• œuvre

Vestiges de Carman, de Michael Chauvel

  • De juin 2026 à juin 2032
Carman, Kernilis, France Situer le lieu

Description
complète

Visible depuis le sentier de randonnée de Kernilis, cette œuvre monumentale s’inspire de la légende du Fantôme de Carman. Elle évoque les ruines du château disparu où Goulc’hen passa une nuit face à un spectre condamné à errer depuis des siècles. Par sa structure ouverte et verticale, la sculpture fait dialoguer mémoire du lieu, paysage et récit populaire.

La légende du Fantôme de Carman

Autrefois, le château de Carman dominait l’Aber Wrac’h et le Diouris avant de tomber en ruine. Ses deux tours abandonnées étaient réputées hantées et les habitants évitaient soigneusement les lieux. Un jeune homme de Guissény, nommé Goulc’hen, décida pourtant d’y passer la nuit pour défier les fantômes dont tout le monde parlait. Installé près de la cheminée à faire des crêpes, il entendit une voix demander : « Tomberai-je ou ne tomberai-je pas ? ». À chaque réponse de Goulc’hen, un membre humain tombait de la cheminée : d’abord les jambes, puis les bras, jusqu’à ce qu’un corps entier se recompose devant lui. Le spectre lui révéla être l’ancien intendant du marquis de Carman, condamné à revenir chaque nuit dans la tour pour avoir caché de l’or volé. Il demanda alors au jeune homme de récupérer trois pots remplis de pièces d’or : deux devaient être rendus aux héritiers du château, tandis que le troisième lui revenait en récompense de son courage. Goulc’hen accomplit sa mission et devint riche, sans jamais avoir éprouvé la moindre peur durant cette étrange nuit. Mais quelque temps plus tard, une simple souris surgissant d’un pastès le fit enfin bondir de frayeur. Il trouva l’amour auprès de la fille de la fermière qui l’avait invité à partager le repas.

Légende écrite par Sandrine Pierrefeu, dans les Contes Léonards de la Côte des Légendes

Le projet de Michael Chauvel

Inspirée des ruines du château de Carman, cette sculpture monumentale prend la forme d’une tour ajourée composée de modules cubiques en acier. Sa structure ouverte laisse apparaître un vide central traversé par la lumière et le regard, comme une cheminée dressée vers le ciel. Au fil de la hauteur, les cubes se fragmentent progressivement, donnant à l’ensemble une impression de mouvement et de légèreté. Implantée au cœur de la Vallée des Moulin, l’œuvre dialogue avec son environnement sans le masquer et invite les visiteurs à lever les yeux, ralentir et observer le site autrement. Avec le temps, l’acier se transformera naturellement sous l’effet des saisons.

L’artiste Michael Chauvel

L’artiste crée des sculptures inspirées par les paysages et les lieux dans lesquels elles prennent place. Son travail mêle formes géométriques, matière et environnement pour révéler autrement un site naturel ou patrimonial. À travers des structures composées de modules répétés, il joue sur l’accumulation, la hauteur et la lumière pour créer des œuvres qui dialoguent avec leur paysage.

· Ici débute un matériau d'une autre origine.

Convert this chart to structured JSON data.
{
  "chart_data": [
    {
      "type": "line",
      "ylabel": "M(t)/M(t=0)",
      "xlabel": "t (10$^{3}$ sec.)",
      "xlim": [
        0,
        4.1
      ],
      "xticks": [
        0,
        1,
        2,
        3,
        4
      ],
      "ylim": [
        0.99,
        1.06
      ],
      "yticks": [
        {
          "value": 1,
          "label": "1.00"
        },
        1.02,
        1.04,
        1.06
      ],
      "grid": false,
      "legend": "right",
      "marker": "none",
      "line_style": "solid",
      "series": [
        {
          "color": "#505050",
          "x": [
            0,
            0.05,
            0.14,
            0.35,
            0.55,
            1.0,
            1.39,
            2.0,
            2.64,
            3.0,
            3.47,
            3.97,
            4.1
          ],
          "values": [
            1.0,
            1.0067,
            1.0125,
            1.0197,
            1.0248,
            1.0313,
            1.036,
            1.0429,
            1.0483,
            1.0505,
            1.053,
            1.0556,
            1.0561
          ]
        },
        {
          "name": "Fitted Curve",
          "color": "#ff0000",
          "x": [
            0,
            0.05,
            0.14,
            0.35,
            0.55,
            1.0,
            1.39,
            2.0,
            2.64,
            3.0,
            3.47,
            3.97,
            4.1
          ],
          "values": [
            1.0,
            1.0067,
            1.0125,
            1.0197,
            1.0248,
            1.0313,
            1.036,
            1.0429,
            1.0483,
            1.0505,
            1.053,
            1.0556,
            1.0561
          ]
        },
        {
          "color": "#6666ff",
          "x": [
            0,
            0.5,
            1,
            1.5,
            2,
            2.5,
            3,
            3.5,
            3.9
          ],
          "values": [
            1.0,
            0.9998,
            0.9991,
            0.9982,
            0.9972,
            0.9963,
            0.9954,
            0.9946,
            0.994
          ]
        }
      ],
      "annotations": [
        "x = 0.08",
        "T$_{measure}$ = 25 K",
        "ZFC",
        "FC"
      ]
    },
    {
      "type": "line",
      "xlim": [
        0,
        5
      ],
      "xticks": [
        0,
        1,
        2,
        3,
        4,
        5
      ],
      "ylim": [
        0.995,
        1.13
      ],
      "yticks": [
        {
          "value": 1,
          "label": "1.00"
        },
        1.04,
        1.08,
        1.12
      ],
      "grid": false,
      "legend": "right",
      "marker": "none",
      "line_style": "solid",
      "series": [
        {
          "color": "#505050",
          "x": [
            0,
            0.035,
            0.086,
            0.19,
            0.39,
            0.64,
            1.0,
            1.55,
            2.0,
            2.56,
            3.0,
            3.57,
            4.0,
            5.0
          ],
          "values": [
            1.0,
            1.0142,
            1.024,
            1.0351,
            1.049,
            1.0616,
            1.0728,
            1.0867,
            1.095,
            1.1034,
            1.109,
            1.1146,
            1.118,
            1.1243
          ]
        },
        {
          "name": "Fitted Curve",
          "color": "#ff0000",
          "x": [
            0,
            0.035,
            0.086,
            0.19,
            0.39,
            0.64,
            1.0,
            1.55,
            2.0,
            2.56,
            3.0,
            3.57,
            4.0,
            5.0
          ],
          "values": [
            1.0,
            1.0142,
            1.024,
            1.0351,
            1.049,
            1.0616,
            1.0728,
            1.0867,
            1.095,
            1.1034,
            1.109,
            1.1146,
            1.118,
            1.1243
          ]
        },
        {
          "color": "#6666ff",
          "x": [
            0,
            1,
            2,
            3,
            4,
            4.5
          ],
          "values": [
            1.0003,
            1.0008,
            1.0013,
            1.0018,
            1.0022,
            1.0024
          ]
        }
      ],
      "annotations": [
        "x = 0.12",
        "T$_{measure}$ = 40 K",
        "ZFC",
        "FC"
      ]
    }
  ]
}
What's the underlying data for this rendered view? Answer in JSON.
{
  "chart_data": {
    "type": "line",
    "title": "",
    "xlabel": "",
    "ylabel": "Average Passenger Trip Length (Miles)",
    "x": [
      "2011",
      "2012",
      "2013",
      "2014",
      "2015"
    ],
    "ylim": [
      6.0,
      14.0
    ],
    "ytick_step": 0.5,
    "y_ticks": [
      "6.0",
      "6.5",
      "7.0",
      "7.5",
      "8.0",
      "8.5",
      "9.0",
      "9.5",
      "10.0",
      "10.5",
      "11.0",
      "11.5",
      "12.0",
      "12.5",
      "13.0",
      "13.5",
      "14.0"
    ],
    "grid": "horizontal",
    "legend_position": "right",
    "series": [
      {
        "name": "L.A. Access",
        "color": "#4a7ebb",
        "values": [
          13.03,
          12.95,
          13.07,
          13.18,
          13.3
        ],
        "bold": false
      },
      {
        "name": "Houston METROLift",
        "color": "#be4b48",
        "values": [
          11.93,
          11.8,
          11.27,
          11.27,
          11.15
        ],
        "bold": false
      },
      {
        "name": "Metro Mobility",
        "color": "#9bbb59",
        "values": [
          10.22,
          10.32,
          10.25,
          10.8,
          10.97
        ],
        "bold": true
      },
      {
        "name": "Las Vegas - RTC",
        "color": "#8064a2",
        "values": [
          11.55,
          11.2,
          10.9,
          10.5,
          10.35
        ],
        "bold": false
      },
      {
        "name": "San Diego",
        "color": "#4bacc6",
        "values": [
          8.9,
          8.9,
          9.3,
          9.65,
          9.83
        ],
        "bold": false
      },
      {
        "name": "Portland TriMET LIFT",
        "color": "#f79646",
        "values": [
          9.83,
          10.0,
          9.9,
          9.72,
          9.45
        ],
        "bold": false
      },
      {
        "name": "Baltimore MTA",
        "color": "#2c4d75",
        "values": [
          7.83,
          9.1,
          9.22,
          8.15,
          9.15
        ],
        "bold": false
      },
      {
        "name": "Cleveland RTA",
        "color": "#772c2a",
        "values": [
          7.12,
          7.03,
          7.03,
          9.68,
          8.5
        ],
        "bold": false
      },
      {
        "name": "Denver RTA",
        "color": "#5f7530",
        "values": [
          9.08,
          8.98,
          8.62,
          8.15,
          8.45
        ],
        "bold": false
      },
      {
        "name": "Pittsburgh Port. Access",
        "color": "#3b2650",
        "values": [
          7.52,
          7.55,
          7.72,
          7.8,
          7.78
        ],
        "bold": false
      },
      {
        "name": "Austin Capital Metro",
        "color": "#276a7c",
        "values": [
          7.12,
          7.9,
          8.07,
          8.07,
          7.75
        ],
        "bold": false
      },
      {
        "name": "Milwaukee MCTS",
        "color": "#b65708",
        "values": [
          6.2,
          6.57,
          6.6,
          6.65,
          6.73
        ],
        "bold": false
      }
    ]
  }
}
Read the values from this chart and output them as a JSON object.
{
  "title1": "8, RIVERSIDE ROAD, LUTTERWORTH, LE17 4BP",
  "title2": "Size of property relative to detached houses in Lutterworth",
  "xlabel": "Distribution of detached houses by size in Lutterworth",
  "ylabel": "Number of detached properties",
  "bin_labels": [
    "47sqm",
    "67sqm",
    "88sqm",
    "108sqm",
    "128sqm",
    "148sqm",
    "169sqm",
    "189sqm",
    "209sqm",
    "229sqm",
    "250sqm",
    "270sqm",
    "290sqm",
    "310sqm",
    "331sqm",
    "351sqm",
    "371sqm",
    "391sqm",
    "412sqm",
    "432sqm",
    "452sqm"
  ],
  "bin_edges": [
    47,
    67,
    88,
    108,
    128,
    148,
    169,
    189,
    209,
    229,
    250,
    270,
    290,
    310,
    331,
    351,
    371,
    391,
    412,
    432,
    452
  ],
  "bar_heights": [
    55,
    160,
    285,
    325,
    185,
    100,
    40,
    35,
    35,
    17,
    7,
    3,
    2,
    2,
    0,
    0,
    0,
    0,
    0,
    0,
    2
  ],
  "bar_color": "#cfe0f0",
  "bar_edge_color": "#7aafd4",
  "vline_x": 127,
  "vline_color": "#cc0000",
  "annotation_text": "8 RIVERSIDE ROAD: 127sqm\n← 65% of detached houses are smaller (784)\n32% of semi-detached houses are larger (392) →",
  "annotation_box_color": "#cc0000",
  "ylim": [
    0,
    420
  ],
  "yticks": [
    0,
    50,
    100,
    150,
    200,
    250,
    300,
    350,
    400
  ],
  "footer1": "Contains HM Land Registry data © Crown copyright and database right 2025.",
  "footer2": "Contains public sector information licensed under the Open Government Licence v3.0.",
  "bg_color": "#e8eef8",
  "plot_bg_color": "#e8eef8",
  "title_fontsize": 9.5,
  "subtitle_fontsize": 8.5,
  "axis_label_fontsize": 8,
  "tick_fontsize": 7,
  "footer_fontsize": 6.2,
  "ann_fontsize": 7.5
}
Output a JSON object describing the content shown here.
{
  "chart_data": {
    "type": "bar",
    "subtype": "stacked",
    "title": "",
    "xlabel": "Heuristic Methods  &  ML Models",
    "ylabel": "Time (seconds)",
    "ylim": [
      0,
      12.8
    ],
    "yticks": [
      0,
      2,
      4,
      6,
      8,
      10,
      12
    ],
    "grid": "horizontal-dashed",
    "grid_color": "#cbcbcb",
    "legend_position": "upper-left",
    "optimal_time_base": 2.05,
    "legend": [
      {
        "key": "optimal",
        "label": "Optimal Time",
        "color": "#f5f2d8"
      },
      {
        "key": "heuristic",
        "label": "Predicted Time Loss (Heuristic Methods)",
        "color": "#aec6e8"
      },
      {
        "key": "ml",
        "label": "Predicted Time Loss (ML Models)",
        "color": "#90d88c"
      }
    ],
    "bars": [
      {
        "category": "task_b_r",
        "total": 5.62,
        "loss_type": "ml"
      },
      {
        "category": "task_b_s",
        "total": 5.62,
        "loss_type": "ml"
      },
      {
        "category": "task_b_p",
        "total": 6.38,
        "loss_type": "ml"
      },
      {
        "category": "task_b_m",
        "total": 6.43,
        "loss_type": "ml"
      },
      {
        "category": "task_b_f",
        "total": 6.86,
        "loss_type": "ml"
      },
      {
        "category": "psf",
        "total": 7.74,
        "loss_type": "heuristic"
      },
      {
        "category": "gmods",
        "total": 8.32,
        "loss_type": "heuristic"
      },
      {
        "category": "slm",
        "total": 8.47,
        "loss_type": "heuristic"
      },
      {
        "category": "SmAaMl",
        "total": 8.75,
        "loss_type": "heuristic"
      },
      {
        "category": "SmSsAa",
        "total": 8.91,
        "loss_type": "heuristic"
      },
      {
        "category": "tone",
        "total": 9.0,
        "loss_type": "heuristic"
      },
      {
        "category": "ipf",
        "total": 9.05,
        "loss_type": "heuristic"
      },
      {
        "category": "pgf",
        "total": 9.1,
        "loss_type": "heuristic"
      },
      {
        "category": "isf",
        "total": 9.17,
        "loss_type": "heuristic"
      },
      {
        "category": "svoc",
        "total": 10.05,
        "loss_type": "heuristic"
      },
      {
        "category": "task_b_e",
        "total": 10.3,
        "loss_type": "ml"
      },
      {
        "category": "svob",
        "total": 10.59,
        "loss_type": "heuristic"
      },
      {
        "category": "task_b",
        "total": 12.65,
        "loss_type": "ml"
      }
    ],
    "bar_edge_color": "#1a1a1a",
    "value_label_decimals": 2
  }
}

Le lieu : La vallée de Carman

Nichée dans l’arrière-pays de la Côte des Légendes, Kernilis est traversée par l’Aber Wrac’h, un fleuve côtier qui relie zones humides, vallons et terres agricoles. L’œuvre est installée dans la vallée de Carman, aussi appelée vallée des Moulins, où se trouvaient autrefois plusieurs moulins alimentés par la rivière. C’est également sur la colline voisine que se dressait autrefois le château de Carman, aujourd’hui disparu.

L’eau de l’Aber Wrac’h rejoint aujourd’hui la station de captage du Syndicat des Eaux du Bas-Léon, basée à Kernilis. Ce réseau joue un rôle essentiel dans la préservation de la ressource en eau et alimente plus de 90 000 habitants du territoire.